There is also debate around AI’s role in fixing vulnerabilities. Stenberg and others say AI excels at detection but still struggles with the contextual judgment needed to implement safe, maintainable patches. Deciding how to remediate a bug in the context of overall design, coordinating changes across teams, and validating fixes remain largely human responsibilities. Meanwhile, companies such as HackerOne are building more agentic tools that aim to both find and propose patches, blurring the line between detection and remediation.
The emergence of these capabilities has political and procurement implications. The U.S. Department of Defense labeled Anthropic a supply-chain risk after the company urged governments not to use its tech for autonomous weapons and mass surveillance; that designation restricts government and contractor use of Anthropic products and is currently contested.

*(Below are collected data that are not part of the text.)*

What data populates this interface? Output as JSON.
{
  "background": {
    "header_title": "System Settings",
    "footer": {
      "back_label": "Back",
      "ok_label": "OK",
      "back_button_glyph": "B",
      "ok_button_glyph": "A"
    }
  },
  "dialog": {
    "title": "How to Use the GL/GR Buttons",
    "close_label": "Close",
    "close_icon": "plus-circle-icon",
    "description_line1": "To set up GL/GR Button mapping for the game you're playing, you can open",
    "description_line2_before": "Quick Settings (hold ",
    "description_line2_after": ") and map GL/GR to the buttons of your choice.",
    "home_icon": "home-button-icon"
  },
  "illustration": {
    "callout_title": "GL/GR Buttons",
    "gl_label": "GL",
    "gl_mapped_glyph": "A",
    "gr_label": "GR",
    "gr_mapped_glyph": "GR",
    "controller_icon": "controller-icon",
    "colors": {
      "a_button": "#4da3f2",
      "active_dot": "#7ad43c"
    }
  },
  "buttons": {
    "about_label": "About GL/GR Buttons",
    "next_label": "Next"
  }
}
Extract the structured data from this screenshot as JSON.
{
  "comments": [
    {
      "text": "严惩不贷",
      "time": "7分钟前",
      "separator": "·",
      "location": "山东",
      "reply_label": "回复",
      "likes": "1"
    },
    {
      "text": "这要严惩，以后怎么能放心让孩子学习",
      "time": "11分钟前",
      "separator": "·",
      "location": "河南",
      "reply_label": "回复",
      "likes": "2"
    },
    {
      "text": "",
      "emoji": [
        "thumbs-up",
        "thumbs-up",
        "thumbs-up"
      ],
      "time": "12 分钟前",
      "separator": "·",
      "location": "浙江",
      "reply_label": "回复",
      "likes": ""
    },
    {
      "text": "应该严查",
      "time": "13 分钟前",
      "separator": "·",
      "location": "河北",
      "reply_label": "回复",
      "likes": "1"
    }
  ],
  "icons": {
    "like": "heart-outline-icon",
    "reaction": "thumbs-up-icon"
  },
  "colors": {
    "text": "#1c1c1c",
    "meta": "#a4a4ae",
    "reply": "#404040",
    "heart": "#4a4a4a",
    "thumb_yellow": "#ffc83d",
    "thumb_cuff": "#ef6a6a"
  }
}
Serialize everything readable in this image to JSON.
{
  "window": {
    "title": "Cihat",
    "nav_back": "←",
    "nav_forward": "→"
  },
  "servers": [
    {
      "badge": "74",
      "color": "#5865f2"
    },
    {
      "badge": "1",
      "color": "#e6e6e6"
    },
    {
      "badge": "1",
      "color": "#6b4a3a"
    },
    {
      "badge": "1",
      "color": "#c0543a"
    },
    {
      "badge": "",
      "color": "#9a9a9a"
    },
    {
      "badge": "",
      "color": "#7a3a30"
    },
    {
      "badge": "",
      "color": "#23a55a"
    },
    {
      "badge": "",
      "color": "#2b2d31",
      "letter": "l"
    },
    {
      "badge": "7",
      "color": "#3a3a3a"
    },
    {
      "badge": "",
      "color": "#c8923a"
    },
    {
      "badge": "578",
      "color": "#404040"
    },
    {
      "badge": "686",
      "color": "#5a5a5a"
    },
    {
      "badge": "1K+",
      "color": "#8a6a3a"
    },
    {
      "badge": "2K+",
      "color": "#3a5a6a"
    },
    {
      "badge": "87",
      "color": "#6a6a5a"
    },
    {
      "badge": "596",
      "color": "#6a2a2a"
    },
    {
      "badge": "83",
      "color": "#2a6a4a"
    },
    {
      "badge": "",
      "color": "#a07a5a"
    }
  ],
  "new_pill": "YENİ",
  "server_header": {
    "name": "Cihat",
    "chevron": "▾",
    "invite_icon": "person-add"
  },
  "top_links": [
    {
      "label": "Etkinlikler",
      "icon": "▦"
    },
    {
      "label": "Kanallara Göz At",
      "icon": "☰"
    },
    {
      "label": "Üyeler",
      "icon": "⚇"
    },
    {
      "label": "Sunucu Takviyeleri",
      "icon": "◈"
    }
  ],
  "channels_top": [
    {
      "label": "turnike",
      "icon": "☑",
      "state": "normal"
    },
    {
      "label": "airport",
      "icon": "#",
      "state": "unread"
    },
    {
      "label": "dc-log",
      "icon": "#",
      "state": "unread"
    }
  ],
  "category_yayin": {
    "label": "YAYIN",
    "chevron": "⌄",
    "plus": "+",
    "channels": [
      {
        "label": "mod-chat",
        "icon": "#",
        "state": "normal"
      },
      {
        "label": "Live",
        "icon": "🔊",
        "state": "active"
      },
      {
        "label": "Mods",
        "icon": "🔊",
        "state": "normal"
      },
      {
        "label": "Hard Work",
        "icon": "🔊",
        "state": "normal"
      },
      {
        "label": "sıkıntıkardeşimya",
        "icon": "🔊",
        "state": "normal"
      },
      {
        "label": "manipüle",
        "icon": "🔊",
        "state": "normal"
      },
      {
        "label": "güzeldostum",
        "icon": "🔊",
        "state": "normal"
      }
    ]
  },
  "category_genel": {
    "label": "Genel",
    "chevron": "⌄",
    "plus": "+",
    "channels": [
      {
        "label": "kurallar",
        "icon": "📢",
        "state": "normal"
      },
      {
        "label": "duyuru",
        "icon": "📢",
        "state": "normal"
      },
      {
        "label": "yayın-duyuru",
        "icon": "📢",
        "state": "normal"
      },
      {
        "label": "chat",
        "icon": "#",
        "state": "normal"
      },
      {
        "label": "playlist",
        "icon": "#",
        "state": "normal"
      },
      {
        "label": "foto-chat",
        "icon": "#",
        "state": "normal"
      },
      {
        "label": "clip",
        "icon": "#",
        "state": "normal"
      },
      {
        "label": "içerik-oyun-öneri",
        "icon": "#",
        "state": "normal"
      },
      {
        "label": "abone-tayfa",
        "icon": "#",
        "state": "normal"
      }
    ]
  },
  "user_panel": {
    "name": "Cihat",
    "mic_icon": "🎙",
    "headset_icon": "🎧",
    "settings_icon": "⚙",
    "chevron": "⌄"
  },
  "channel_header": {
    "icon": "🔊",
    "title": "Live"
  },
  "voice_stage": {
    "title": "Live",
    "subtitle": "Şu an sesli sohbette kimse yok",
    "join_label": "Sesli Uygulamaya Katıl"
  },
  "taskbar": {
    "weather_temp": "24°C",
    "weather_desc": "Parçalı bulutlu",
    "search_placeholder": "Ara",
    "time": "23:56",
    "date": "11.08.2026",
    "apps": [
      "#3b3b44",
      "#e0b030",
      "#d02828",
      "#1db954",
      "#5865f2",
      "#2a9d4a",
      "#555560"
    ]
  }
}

Some security experts argue that Anthropic’s decision to limit Mythos Preview’s distribution gives defenders and national security teams time to prepare.
For now, the cybersecurity community faces mixed outcomes: AI is surfacing higher-quality reports and uncovering issues missed by conventional tooling, but maintainers — often understaffed — must triage a higher volume of findings and make careful remediation choices. The coming months and years will test whether the defensive benefits of AI can outpace the risks of misuse as more powerful models proliferate and as open-weight alternatives narrow the gap with closed systems.